January 23, 2009 at 5:01 pm

DPI is a seemingly simple concept, but there is widespread misconception on what it actually is, and where and how it matters. This is an old topic, but people keep getting it wrong. It’s never bad to revisit things like this and extend our understanding.

DPI vs. PPI

Designers know that DPI (Dots Per Inch) is a measure of how many ink dots a printer is capable of placing along a one inch line. Many designers incorrectly believe that DPI is also a measure of how many image pixels will be placed along a one inch line. There’s a separate term for this: PPI (Pixels Per Inch). Pixels per inch is also used in scanning, where a physical item is converted into a pixel grid.

dpi-vs-ppi.png

This is a real easy one to remember: If it’s an output device like a printer, the correct term is DPI. If it’s digital media where pixels are used, (like a digital photo or scan,) it’s PPI.
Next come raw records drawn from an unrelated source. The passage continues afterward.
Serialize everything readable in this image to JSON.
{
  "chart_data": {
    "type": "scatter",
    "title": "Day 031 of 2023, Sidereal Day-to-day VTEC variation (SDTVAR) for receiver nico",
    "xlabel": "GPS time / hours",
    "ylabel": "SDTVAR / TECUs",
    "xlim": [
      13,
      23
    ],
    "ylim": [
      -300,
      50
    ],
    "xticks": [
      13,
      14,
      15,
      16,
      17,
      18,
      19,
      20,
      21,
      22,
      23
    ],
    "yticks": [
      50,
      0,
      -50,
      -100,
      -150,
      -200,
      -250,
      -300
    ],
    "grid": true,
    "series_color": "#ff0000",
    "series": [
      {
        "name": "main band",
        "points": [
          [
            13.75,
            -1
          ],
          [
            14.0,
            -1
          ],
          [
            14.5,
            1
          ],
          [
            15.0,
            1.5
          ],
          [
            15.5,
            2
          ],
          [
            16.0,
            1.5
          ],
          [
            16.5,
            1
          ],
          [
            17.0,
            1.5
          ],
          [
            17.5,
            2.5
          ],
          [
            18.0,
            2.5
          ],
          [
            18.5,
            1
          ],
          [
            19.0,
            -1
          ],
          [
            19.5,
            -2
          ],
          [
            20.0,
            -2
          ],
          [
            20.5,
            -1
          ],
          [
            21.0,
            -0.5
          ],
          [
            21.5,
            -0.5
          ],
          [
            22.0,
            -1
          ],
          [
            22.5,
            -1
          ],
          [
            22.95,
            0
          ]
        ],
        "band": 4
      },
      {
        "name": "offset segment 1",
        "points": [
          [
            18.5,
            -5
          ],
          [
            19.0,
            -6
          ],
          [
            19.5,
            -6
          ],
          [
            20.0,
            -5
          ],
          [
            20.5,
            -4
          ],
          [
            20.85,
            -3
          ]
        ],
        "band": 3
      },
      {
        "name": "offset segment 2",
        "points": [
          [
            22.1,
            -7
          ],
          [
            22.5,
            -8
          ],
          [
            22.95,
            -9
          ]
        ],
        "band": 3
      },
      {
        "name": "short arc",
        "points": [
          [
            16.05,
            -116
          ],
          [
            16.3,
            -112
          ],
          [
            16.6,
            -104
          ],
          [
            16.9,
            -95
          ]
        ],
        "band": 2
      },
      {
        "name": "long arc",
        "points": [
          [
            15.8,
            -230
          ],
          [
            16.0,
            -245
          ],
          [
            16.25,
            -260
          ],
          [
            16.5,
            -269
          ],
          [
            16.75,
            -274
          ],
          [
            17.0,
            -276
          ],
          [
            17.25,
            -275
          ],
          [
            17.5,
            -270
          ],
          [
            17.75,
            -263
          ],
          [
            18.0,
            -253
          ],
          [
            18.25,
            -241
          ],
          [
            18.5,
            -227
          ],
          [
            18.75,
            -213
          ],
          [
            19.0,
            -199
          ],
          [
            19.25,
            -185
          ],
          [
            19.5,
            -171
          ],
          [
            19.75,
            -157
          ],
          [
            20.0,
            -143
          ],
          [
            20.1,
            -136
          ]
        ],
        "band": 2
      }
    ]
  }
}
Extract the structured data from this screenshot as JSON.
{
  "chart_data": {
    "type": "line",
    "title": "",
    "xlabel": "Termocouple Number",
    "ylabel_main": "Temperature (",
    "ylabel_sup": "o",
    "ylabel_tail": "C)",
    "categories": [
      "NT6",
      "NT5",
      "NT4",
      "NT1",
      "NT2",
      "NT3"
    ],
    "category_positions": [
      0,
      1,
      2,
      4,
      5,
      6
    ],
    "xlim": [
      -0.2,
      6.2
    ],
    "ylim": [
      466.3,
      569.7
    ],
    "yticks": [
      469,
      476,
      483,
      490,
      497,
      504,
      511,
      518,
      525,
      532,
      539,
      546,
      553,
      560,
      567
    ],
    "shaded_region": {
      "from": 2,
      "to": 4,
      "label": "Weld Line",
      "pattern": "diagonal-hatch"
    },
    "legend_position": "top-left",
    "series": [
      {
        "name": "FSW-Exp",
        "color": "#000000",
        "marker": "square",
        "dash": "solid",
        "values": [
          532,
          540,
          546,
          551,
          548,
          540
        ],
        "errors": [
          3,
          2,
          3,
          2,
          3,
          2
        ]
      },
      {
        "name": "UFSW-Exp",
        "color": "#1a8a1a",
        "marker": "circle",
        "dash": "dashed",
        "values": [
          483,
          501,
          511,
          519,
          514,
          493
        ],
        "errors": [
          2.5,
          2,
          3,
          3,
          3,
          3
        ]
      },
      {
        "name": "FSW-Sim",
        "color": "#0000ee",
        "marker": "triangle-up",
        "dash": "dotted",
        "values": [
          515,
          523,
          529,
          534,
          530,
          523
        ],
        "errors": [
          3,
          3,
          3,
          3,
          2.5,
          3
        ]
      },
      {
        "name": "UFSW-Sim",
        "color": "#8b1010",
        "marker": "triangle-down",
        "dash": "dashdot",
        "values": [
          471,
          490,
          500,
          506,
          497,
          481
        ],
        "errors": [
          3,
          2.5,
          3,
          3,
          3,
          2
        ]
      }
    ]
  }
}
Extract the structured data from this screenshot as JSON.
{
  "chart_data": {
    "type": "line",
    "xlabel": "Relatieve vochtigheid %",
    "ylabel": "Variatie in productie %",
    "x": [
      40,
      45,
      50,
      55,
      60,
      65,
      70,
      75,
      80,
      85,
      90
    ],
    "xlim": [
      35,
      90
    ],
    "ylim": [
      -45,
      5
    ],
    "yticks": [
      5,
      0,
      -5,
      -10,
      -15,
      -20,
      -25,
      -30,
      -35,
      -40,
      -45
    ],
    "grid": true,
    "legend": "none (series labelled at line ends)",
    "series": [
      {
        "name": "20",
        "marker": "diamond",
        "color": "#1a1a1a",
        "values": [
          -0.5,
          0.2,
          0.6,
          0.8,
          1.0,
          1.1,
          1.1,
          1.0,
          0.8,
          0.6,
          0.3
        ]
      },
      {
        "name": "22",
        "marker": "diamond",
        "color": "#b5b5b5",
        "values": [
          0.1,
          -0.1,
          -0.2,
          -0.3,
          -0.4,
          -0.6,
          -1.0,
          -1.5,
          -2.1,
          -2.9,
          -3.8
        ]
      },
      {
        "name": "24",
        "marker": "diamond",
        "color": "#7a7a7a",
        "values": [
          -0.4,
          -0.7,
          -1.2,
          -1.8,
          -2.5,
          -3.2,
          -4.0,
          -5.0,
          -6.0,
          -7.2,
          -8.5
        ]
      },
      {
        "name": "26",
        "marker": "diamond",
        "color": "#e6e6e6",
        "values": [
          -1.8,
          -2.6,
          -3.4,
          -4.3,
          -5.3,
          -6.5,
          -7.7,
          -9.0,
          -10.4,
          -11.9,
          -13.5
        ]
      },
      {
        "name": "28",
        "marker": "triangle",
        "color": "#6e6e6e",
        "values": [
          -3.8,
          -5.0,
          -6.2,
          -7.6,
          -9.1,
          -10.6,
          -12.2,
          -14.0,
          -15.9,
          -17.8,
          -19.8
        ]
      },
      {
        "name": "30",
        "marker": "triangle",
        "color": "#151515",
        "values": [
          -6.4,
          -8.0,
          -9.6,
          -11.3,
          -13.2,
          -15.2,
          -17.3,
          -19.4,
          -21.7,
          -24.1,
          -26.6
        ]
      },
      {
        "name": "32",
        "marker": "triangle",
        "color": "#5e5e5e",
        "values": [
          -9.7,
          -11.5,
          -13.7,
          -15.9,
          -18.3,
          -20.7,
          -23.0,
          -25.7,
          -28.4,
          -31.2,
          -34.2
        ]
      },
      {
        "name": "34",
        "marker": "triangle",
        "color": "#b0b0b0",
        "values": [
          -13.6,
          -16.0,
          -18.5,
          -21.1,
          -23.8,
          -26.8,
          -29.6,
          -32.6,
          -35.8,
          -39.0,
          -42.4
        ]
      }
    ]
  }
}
The confusion is widespread. Many stock photo sites sell images at various DPI values. As of this writing, even Wikipedia discusses digital images in the DPI section. But, take a look a Photoshop’s “Image Size” window. It clearly states “Pixels/Inch” under “Resolution”.

PPI doesn’t matter on the web

Try this: Create a new photoshop document at 300x300px, and set the resolution to 100 PPI. Now, create a second image at 300x300px, this time set the resolution to 200 PPI. Fill both with a solid color. View both on your computer at 100%. They’re the same size on screen: They each use 300×300 pixels on the screen. Now, print both from photoshop at 100%. You’ll notice that on paper, their size differs considerably.

pixel-data-comparison.png

When an image is displayed on the web, it is done so as if it were being viewed at 100%. The PPI value only applies when an image is being printed.

PPI is not a measure of image quality

If you saved the images from the example above and looked at their file sizes, they would be identical. A lower PPI value does not necessarily have less information. The only measure of how much digital information is contained in an image is the number of pixels.

pixel-vs-resolution-comparison.png

A smaller image at a higher PPI value may contain less information than a larger image at a lower PPI value. It’s easy to figure out which image has more information: multiply the dimensions by the PPI value, and compare the pixel count.

Photoshop allows you to change the PPI value without touching the pixel information. To do this, uncheck “Resample Image” in the “Image Size” dialog. Any changes you make in this way will affect neither how large your image is displayed on screen, nor how large your image is displayed on the web, nor the size of the file when you save it. The only thing you are changing is how large it will print. Any image can be adjusted to print at any size or resolution without changing the pixel data.

PPI cannot exist alone

Since the PPI value can be changed without changing any pixel data, it’s not possible to know how much information is contained in an image if all you have is a PPI value.

ppi-comparison-with-same-pixels.png
Occasionally, stock agencies will sell different image sizes by offering the images at various “DPI” dimensions. There’s very critical information missing here. When the agency does not provide pixel dimensions (or physical dimensions) in addition to PPI, then it’s possible that the agency can sell you the exact same pixel data for all of these image sizes. Most importantly, you have no idea how large and at what quality you are actually able to use the image until after you’ve bought it.

When a client sends you an image, remember: you can always change the PPI value if it’s wrong, but if you don’t have enough pixel data, you’re out of luck.